Die Ökonomisierung der Medizin ist in den Arztpraxen angekommen

FMH
Ausgabe
2020/04
DOI:
https://doi.org/10.4414/saez.2020.18596
Schweiz Ärzteztg. 2020;101(04):81

Affiliations
Dr. med., Mitglied des FMH-Zentralvorstandes, Departementsverantwortlicher Ambulante Versorgung und Tarife

Publiziert am 21.01.2020

Unter dem Druck des Kostenwachstums im Schweizer Gesundheitswesen taucht in den letzten Jahren immer wieder das Schlagwort «Ökonomisierung der Medizin» auf. Die Schweizerische Akademie der Medizinischen Wissenschaften (SAMW) hat zur Ökonomisierung in der Medizin bereits 2014 ein Positionspapier unter dem Titel «Medizin und Ökonomie – wie weiter?» verfasst. Die SAMW spricht in ihrem Positionspapier unter ­anderem auch von «Qualitätseinbussen durch fehlgeleitete Effizienzsteigerung» und von «Interessenkonflikten», denen Ärzte und Pflegende im Spannungsfeld zwischen ökonomischen Interessen und dem Patientenwohl ausgesetzt sind.
Die Legitimation für den ökonomischen Druck auf die Medizin wird dabei mit dem Artikel 32 des Krankenversicherungsgesetzes begründet, der die WZW-Kriterien Wirksamkeit, Zweckmässigkeit und Wirtschaftlichkeit als Voraussetzung für die Kostenübernahme im obligatorischen Krankenpflegebereich definiert. Es fällt auf, dass der Begriff der Wirtschaftlichkeit ­dabei als dritte Forderung der WZW-Kriterien immer mehr in den Fokus gerät. Seit längerem stellt sich die Frage, inwieweit dieser ökonomische Druck, respektive die Kommerzialisierung der Medizin, die Er­bringung von medizinischen Leistungen und das ­ärztliche Handeln der niedergelassenen Ärzteschaft beeinflusst.
Nun liegt erstmals eine repräsentative Studie vor, welche dieser Frage nachgeht und die Auswirkungen der zunehmenden ökonomischen Regulierungen aufzeigt. Sie wurde von Patrick Müller, dem operativen Leiter des Departements Ambulante Versorgung und Tarife, im Rahmen seiner Masterarbeit zum MBA verfasst. Eine Zusammenfassung der Studienergebnisse finden Sie in dieser Ausgabe der SÄZ.
Er konnte in seiner Studie klar nachweisen, dass der ökonomische Druck und die daraus resultierenden Regulierungen tatsächlich zu einer Kommerzialisierung der Medizin führen und auch Auswirkungen auf die Versorgung haben.
Die Zunahme der «Gruppenpraxis» als Versorgungs­modell ist eine Tatsache.
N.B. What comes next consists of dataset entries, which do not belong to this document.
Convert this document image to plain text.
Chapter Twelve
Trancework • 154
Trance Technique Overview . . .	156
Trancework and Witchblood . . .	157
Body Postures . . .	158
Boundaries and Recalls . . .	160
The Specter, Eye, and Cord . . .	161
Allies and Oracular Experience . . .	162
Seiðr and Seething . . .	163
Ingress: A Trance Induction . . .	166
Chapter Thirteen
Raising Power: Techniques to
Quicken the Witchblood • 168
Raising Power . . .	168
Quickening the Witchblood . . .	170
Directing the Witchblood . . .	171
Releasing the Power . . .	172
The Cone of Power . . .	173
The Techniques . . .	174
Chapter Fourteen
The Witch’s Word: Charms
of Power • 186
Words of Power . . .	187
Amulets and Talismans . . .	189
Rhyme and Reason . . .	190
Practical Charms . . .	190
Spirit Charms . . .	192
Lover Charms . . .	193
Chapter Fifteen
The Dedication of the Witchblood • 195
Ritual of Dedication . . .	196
Sie wird aber entgegen gängiger Annahmen nicht in erster Linie vom ökonomischen Druck getrieben. Nach wie vor sind es persönliche Gründe, welche bei der Wahl der Praxisform im Vordergrund stehen. Nichtsdestotrotz führen neben fachlichen Gründen, vor allem bei den Spezialisten, auch ökonomische Überlegungen dazu, sich für das Modell der Gruppenpraxis zu entscheiden. Dies sicherlich deshalb, weil die besonders teuren Infrastrukturen in einer Gruppenpraxis besser und effizienter genutzt werden können.
Die Studie zeigt auch, dass vier von fünf Ärztinnen und Ärzten der Meinung sind, dass das Medizinstudium und die Weiterbildung am Spital oder in der Praxis betriebswirtschaftliche Aspekte beinhalten sollte. Damit ist die Ökonomisierung der Medizin definitiv in den Arztpraxen angekommen.
Auch die Tarifeingriffe des Bundesrates von 2014 und 2018 haben deutliche Spuren hinterlassen und führen zu Anpassungen des Leistungsangebots. Ein grosser Teil der befragten Ärztinnen und Ärzte ist auch der Meinung, dass sich das Arzt-Patienten-Verhältnis ­verändert hat und viele Patienten heute bereits mit ­konkreten Forderungen nach Leistungen in die Arztpraxen kommen.
Patrick Müller kommt in seiner Studie zum Schluss, dass die Attraktivität der niedergelassenen ärztlichen Tätigkeit als Folge der zunehmenden politischen Regulierungen und Eingriffe auf Vergütungs- oder Kosten­ebene abnimmt. Auf Basis seiner Studienergebnisse formuliert er fünf Empfehlungen. Im Vordergrund stehen dabei die Aufnahme von betriebswirtschaftlichen Modulen in der Aus- und Weiterbildung von Ärztinnen und Ärzten und geeignete Massnahmen zur Stärkung der Attraktivität der ärztlichen Tätigkeit in der freien Praxis.